第1回 プレイボーイ誌の吊り広告に認知症予防効果はあるか?

通勤電車に乗っている間というのは暇なものである。私はスマホを持っていないので、スマホで時間を潰すということはできない。
本を読むこともあるが、乗車時間が短いと、読書が細切れになってしまって、なかなか読み進まず、フラストレーションが溜まる。また、揺れる電車の中での読書は目に良くない。そもそも最近私は、眼鏡を外さないと本が読みにくくなってしまったので、電車の中での読書はつらいのだ。
そんな時に、格好の暇つぶしの道具になるのは、車内の吊り広告である。特に週刊誌の広告は、読むところが多いので、大変頼もしい味方である。週刊ポストと週刊女性の広告が並んでいたりすると、神に感謝したくなる。

だが、ちょっと困るのが、週刊プレイボーイの広告である。
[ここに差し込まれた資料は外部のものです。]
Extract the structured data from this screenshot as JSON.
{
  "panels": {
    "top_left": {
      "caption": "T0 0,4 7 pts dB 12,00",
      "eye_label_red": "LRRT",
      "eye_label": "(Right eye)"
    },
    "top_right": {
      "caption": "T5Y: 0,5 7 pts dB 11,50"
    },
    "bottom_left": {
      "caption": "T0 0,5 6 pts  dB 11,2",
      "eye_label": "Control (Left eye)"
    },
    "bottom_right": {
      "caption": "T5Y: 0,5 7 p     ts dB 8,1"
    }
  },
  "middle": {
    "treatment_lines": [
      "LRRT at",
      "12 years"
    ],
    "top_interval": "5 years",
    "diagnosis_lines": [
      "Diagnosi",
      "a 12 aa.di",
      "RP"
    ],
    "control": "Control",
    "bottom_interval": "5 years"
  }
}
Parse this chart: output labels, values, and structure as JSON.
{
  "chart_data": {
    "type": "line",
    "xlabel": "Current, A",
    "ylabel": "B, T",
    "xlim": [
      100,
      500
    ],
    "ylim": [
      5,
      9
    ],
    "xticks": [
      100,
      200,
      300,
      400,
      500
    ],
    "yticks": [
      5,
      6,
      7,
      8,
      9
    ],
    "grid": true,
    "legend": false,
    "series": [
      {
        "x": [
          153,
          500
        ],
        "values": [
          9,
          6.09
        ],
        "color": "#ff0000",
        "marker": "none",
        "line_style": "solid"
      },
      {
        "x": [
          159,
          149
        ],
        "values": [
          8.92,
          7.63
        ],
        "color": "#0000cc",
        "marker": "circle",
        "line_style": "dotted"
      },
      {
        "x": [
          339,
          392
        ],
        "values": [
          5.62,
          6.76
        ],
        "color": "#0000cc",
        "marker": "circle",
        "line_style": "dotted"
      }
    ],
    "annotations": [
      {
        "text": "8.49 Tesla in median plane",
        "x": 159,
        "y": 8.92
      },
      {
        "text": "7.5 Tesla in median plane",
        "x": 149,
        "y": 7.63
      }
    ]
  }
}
ご存知の方が多いと思うが、あの雑誌の広告は、面積のかなりの部分を水着姿の女性の写真が占めているのである。
広告に水着写真を使うというのは、見る人の注意を引くという意味では非常に有効な戦略だろう。人は誰でも、いや、男性なら誰でも(*1)、水着姿の女性の写真が視界に入れば、自然と注意を引かれるものだ。
ところが一つ問題がある。電車の中で、水着写真をじっと見つめる中年男性というのは、景色として非常に良くない。「私は写真を見ているのではありません。写真の横の記事の見出しを読んでいるのです」などと心の中で弁解しても、周りの人に聞こえるわけがない。
したがって、良識ある私としては、あえてあの広告を見ないようにしている。人が「あえて見ないようにする」広告というのは、広告として如何なものかと思うが、それは今回の本題ではない。

このように、自然に注意を引かれる対象を見ないようにしたり、自然にやってしまいそうになる不適切な行動を止めたりする機能は「抑制機能」と呼ばれ、高次の認知機能の一つに数えられる。
認知症においても、個人差はあるが、記憶障害、見当識障害などと並んで、抑制機能の障害が大きな問題になる場合がある。
だとすると、電車の中でプレイボーイ誌の広告を「見ない」ことで抑制機能を訓練すれば、認知症の予防につながるのではないだろうか。
電車通勤の途中でできる手軽な認知症予防法として、流行らせてみてはどうだろうか?
などというアホなことを考えているのが、いちばんの認知症対策かもしれない。